Terceira Unidade - SÉCULO XIX:

  • Autores Importantes do Século;
Por Antônio Rogério da Silva

O individualismo que vinha sendo definido desde o Renascimento atingiu seu auge no final do século XVIII. Sofreu um forte revés quando Hegel tentou englobar todas essências na totalidade de um espírito absoluto. Nem Karl Marx, que começou a entender seu materialismo histórico a partir das necessidades físicas de um indivíduo resistiu a incorporá-lo em uma classe em luta com as outras. Contudo, apesar de uma mentalidade comunitariana (nacionalismo e socialismo) estar em ascensão na segunda metade do século XIX, alguns autores importantes dedicaram sua obra à defesa do direito de cada um planejar sua vida e destacar-se da massa, ainda que colocassem sua própria existência em risco.

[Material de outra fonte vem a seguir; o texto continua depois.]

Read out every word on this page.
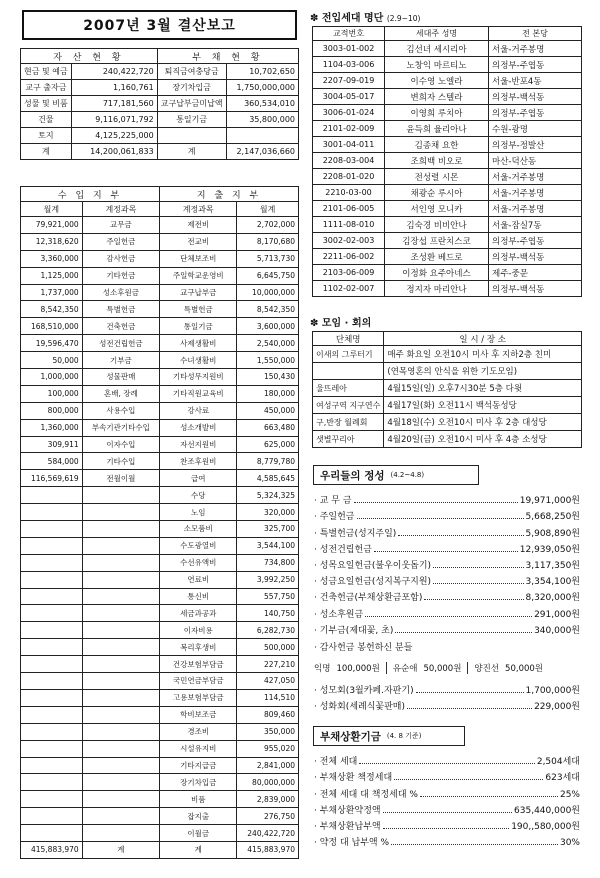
2007년 3월 결산보고
자 산 현 황		부 채 현 황	
현금 및 예금	240,422,720	퇴직금여충당금	10,702,650
교구 출자금	1,160,761	장기차입금	1,750,000,000
성물 및 비품	717,181,560	교구납부금미납액	360,534,010
건물	9,116,071,792	통일기금	35,800,000
토지	4,125,225,000		
계	14,200,061,833	계	2,147,036,660
수 입 지 부		지 출 지 부	
월계	계정과목	계정과목	월계
79,921,000	교무금	제전비	2,702,000
12,318,620	주일헌금	전교비	8,170,680
3,360,000	감사헌금	단체보조비	5,713,730
1,125,000	기타헌금	주일학교운영비	6,645,750
1,737,000	성소후원금	교구납부금	10,000,000
8,542,350	특별헌금	특별헌금	8,542,350
168,510,000	건축헌금	통일기금	3,600,000
19,596,470	성전건립헌금	사제생활비	2,540,000
50,000	기부금	수녀생활비	1,550,000
1,000,000	성물판매	기타성무지원비	150,430
100,000	혼배, 장례	기타직원교육비	180,000
800,000	사용수입	강사료	450,000
1,360,000	부속기관기타수입	성소개발비	663,480
309,911	이자수입	자선지원비	625,000
584,000	기타수입	찬조후원비	8,779,780
116,569,619	전월이월	급여	4,585,645
		수당	5,324,325
		노임	320,000
		소모품비	325,700
		수도광열비	3,544,100
		수선유액비	734,800
		연료비	3,992,250
		통신비	557,750
		세금과공과	140,750
		이자비용	6,282,730
		복리후생비	500,000
		건강보험부담금	227,210
		국민연금부담금	427,050
		고용보험부담금	114,510
		학비보조금	809,460
		경조비	350,000
		시설유지비	955,020
		기타지급금	2,841,000
		장기차입금	80,000,000
		비품	2,839,000
		잡지출	276,750
		이월금	240,422,720
415,883,970	계	계	415,883,970
✽ 전입세대 명단 (2.9~10)
교적번호	세대주 성명	전 본당
3003-01-002	김선녀 세시리아	서울-거주봉명
1104-03-006	노창익 마르티노	의정부-주엽동
2207-09-019	이수영 노엘라	서울-반포4동
3004-05-017	변희자 스텔라	의정부-백석동
3006-01-024	이영희 루치아	의정부-주엽동
2101-02-009	윤득희 율리아나	수원-광명
3001-04-011	김종채 요한	의정부-정발산
2208-03-004	조희백 비오로	마산-덕산동
2208-01-020	전성렬 시몬	서울-거주봉명
2210-03-00	채광순 루시아	서울-거주봉명
2101-06-005	서인영 모니카	서울-거주봉명
1111-08-010	김숙경 비비안나	서울-잠실7동
3002-02-003	김장섭 프란치스코	의정부-주엽동
2211-06-002	조성환 베드로	의정부-백석동
2103-06-009	이정화 요주아네스	제주-중문
1102-02-007	정지자 마리안나	의정부-백석동
✽ 모임 · 회의
단체명	일 시 / 장 소
이새의 그루터기	매주 화요일 오전10시 미사 후 지하2층 친미
	(연목영혼의 안식을 위한 기도모임)
울뜨레아	4월15일(일) 오후7시30분 5층 다윗
여성구역 지구연수	4월17일(화) 오전11시 백석동성당
구,반장 월례회	4월18일(수) 오전10시 미사 후 2층 대성당
샛별꾸리아	4월20일(금) 오전10시 미사 후 4층 소성당
우리들의 정성 (4.2~4.8)
· 교 무 금	19,971,000원
· 주일헌금	5,668,250원
· 특별헌금(성지주일)	5,908,890원
· 성전건립헌금	12,939,050원
· 성목요일헌금(불우이웃돕기)	3,117,350원
· 성금요일헌금(성지복구지원)	3,354,100원
· 건축헌금(부채상환금포함)	8,320,000원
· 성소후원금	291,000원
· 기부금(제대꽃, 초)	340,000원
· 감사헌금 봉헌하신 분들
익명 100,000원	유순애 50,000원	양진선 50,000원
· 성모회(3월카페.자판기)	1,700,000원
· 성화회(세례식꽃판매)	229,000원
부채상환기금 (4. 8 기준)
· 전체 세대	2,504세대
· 부채상환 책정세대	623세대
· 전체 세대 대 책정세대 %	25%
· 부채상환약정액	635,440,000원
· 부채상환납부액	190,,580,000원
· 약정 대 납부액 %	30%
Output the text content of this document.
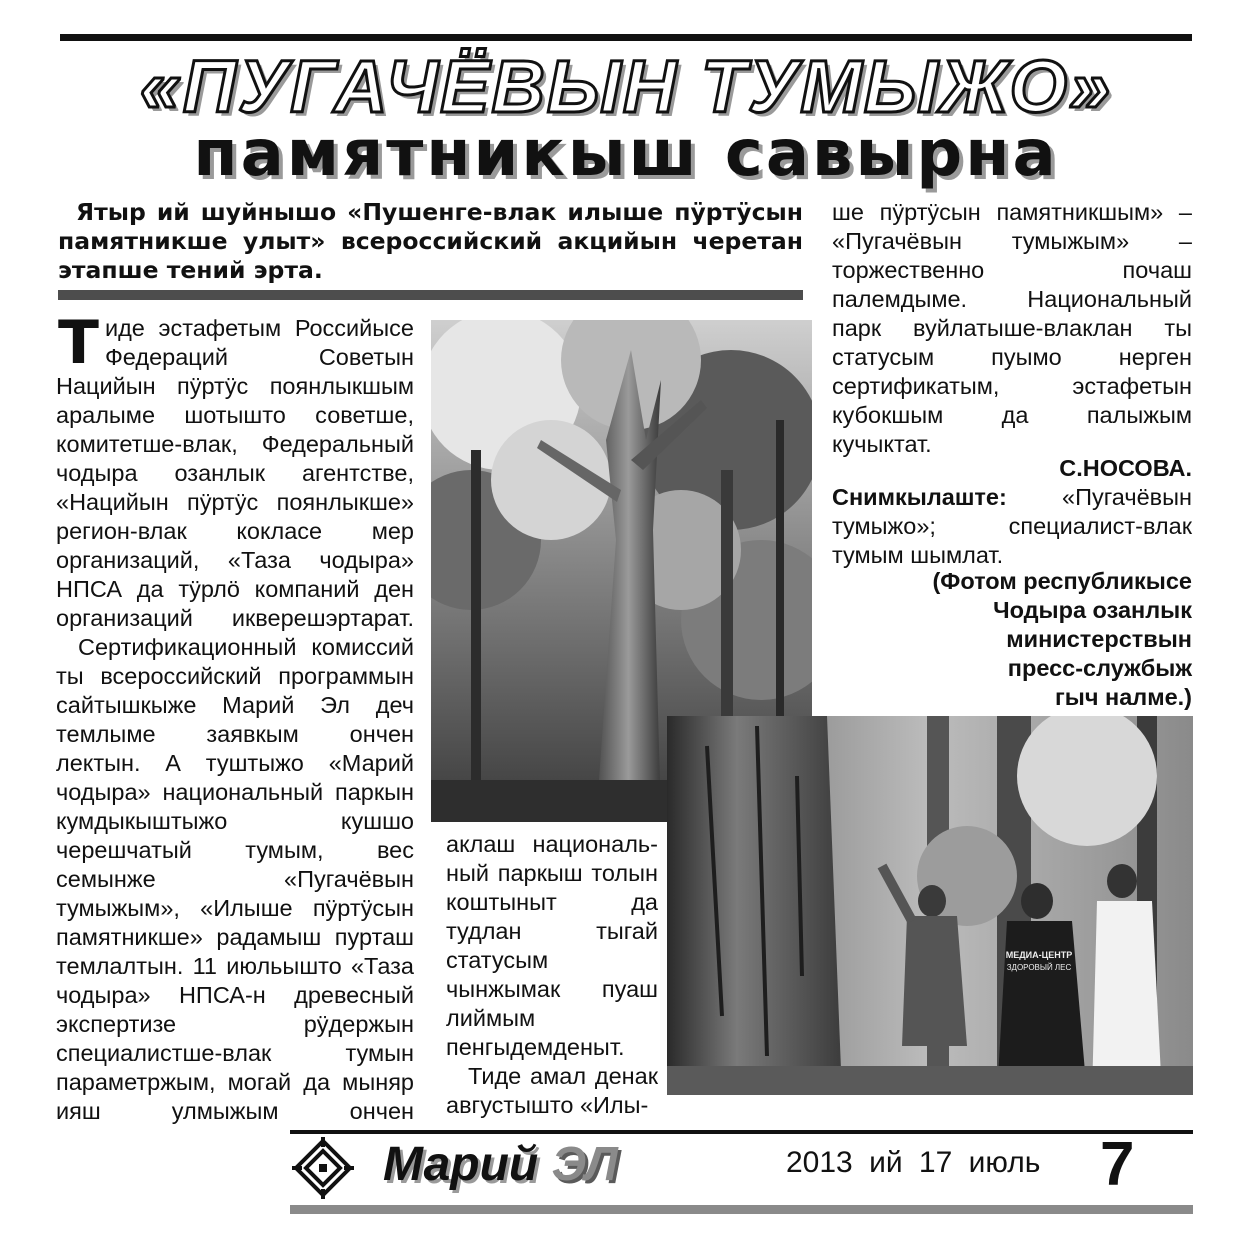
«ПУГАЧЁВЫН ТУМЫЖО»
памятникыш савырна
Ятыр ий шуйнышо «Пушенге-влак илыше пӱртӱсын памятникше улыт» всероссийский акцийын черетан этапше тений эрта.

Т иде эстафетым Российысе Федераций Советын Нацийын пӱртӱс поянлыкшым аралыме шотышто советше, комитетше-влак, Федеральный чодыра озанлык агентстве, «Нацийын пӱртӱс поянлыкше» регион-влак кокласе мер организаций, «Таза чодыра» НПСА да тӱрлӧ компаний ден организаций икверешэртарат.

Сертификационный комиссий ты всероссийский программын сайтышкыже Марий Эл деч темлыме заявкым ончен лектын. А туштыжо «Марий чодыра» национальный паркын кумдыкыштыжо кушшо черешчатый тумым, вес семынже «Пугачёвын тумыжым», «Илыше пӱртӱсын памятникше» радамыш пурташ темлалтын. 11 июльышто «Таза чодыра» НПСА-н древесный экспертизе рӱдержын специалистше-влак тумын параметржым, могай да мыняр ияш улмыжым ончен

аклаш националь-ный паркыш толын коштыныт да тудлан тыгай статусым чынжымак пуаш лиймым пенгыдемденыт.

Тиде амал денак августышто «Илы-

ше пӱртӱсын памятникшым» – «Пугачёвын тумыжым» – торжественно почаш палемдыме. Национальный парк вуйлатыше-влаклан ты статусым пуымо нерген сертификатым, эстафетын кубокшым да палыжым кучыктат.

С.НОСОВА.
Снимкылаште: «Пугачёвын тумыжо»; специалист-влак тумым шымлат.
(Фотом республикысе
Чодыра озанлык
министерствын
пресс-службыж
гыч налме.)
МЕДИА-ЦЕНТР
ЗДОРОВЫЙ ЛЕС
Марий ЭЛ	2013 ий 17 июль 7
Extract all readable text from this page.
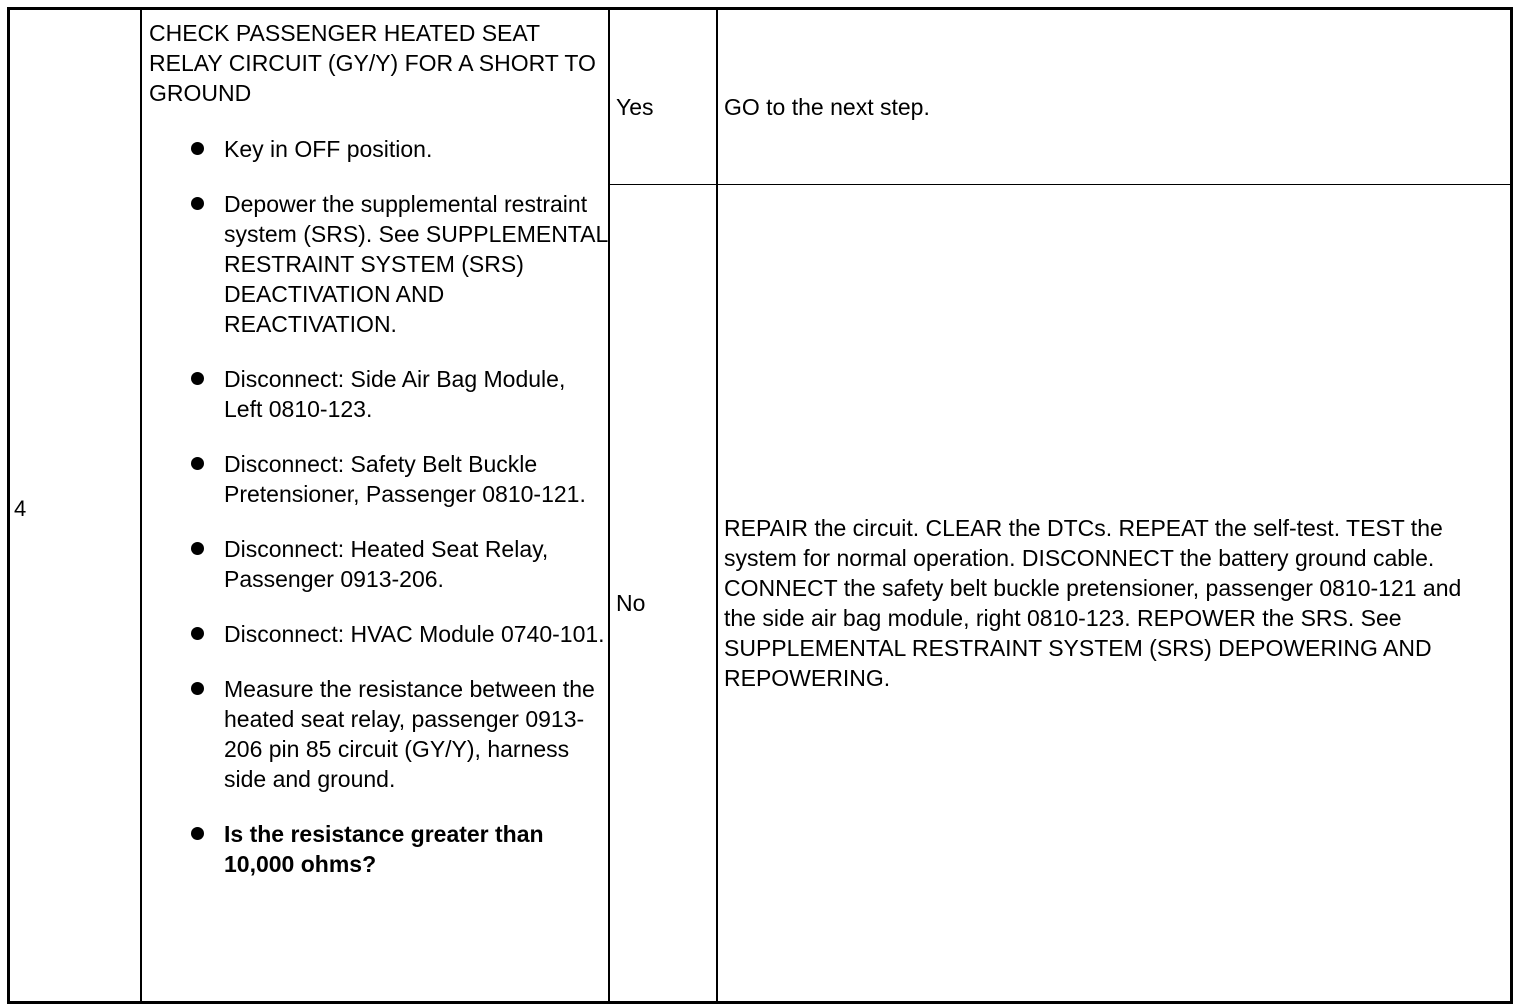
4
CHECK PASSENGER HEATED SEAT RELAY CIRCUIT (GY/Y) FOR A SHORT TO GROUND
Key in OFF position.
Depower the supplemental restraint system (SRS). See SUPPLEMENTAL RESTRAINT SYSTEM (SRS) DEACTIVATION AND REACTIVATION.
Disconnect: Side Air Bag Module, Left 0810-123.
Disconnect: Safety Belt Buckle Pretensioner, Passenger 0810-121.
Disconnect: Heated Seat Relay, Passenger 0913-206.
Disconnect: HVAC Module 0740-101.
Measure the resistance between the heated seat relay, passenger 0913-206 pin 85 circuit (GY/Y), harness side and ground.
Is the resistance greater than 10,000 ohms?
Yes	GO to the next step.
No
REPAIR the circuit. CLEAR the DTCs. REPEAT the self-test. TEST the system for normal operation. DISCONNECT the battery ground cable. CONNECT the safety belt buckle pretensioner, passenger 0810-121 and the side air bag module, right 0810-123. REPOWER the SRS. See SUPPLEMENTAL RESTRAINT SYSTEM (SRS) DEPOWERING AND REPOWERING.
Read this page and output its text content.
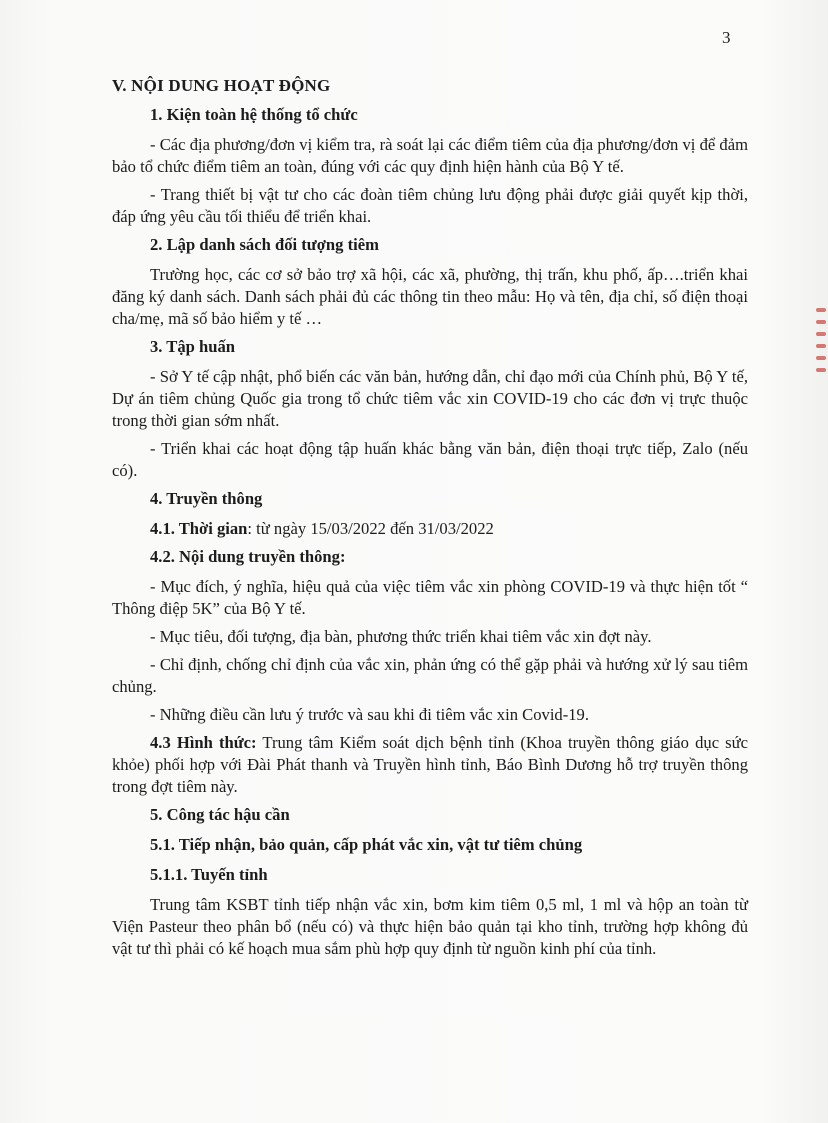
3
V. NỘI DUNG HOẠT ĐỘNG
1. Kiện toàn hệ thống tổ chức
- Các địa phương/đơn vị kiểm tra, rà soát lại các điểm tiêm của địa phương/đơn vị để đảm bảo tổ chức điểm tiêm an toàn, đúng với các quy định hiện hành của Bộ Y tế.
- Trang thiết bị vật tư cho các đoàn tiêm chủng lưu động phải được giải quyết kịp thời, đáp ứng yêu cầu tối thiểu để triển khai.
2. Lập danh sách đối tượng tiêm
Trường học, các cơ sở bảo trợ xã hội, các xã, phường, thị trấn, khu phố, ấp….triển khai đăng ký danh sách. Danh sách phải đủ các thông tin theo mẫu: Họ và tên, địa chỉ, số điện thoại cha/mẹ, mã số bảo hiểm y tế …
3. Tập huấn
- Sở Y tế cập nhật, phổ biến các văn bản, hướng dẫn, chỉ đạo mới của Chính phủ, Bộ Y tế, Dự án tiêm chủng Quốc gia trong tổ chức tiêm vắc xin COVID-19 cho các đơn vị trực thuộc trong thời gian sớm nhất.
- Triển khai các hoạt động tập huấn khác bằng văn bản, điện thoại trực tiếp, Zalo (nếu có).
4. Truyền thông
4.1. Thời gian: từ ngày 15/03/2022 đến 31/03/2022
4.2. Nội dung truyền thông:
- Mục đích, ý nghĩa, hiệu quả của việc tiêm vắc xin phòng COVID-19 và thực hiện tốt “ Thông điệp 5K” của Bộ Y tế.
- Mục tiêu, đối tượng, địa bàn, phương thức triển khai tiêm vắc xin đợt này.
- Chỉ định, chống chỉ định của vắc xin, phản ứng có thể gặp phải và hướng xử lý sau tiêm chủng.
- Những điều cần lưu ý trước và sau khi đi tiêm vắc xin Covid-19.
4.3 Hình thức: Trung tâm Kiểm soát dịch bệnh tỉnh (Khoa truyền thông giáo dục sức khỏe) phối hợp với Đài Phát thanh và Truyền hình tỉnh, Báo Bình Dương hỗ trợ truyền thông trong đợt tiêm này.
5. Công tác hậu cần
5.1. Tiếp nhận, bảo quản, cấp phát vắc xin, vật tư tiêm chủng
5.1.1. Tuyến tỉnh
Trung tâm KSBT tỉnh tiếp nhận vắc xin, bơm kim tiêm 0,5 ml, 1 ml và hộp an toàn từ Viện Pasteur theo phân bổ (nếu có) và thực hiện bảo quản tại kho tỉnh, trường hợp không đủ vật tư thì phải có kế hoạch mua sắm phù hợp quy định từ nguồn kinh phí của tỉnh.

O romantismo produziu três autores de relevo que tratavam o conceito de indivíduo não apenas sob a perspectiva de uma defesa racional de seus direitos, mas sobretudo contaminada por um desejo de transcendentalização do elemento comum de uma multidão informe. De uma perspectiva teológica o filósofo dinamarquês Søren Aabye Kierkegaard (1813-1855), apelou para um sentimento de culpa a fim de provar a distinção da existência do indivíduo, em meio à multidão, e perante Deus. Ao buscar a consciência de si mesmo o homem pecaria em desepero, marcando sua posição individual. Tal noção construída pelo paradoxo da fé que depende de um aprofundamento da verdade que só é possível em uma introspecção absoluta, em um mergulho na subjetividade onde o indivíduo pode se colocar diante de Deus e se preparar para redenção de sua culpa. Isso seria necessário por causa do absurdo posto pelo cristianismo que punha Jesus como mediador entre o homem e Deus, por um lado pecador e por outro como acesso à verdade. No desespero que ocorre nessa busca de si mesmo, a doutrina do pecado serve como meio de solucionar esse paradoxo, afirmando a diferenciação de um indivíduo que deve ser julgado por suas faltas. O pecado seria o único atributo humano que não poderia ser aplicado a Deus (1).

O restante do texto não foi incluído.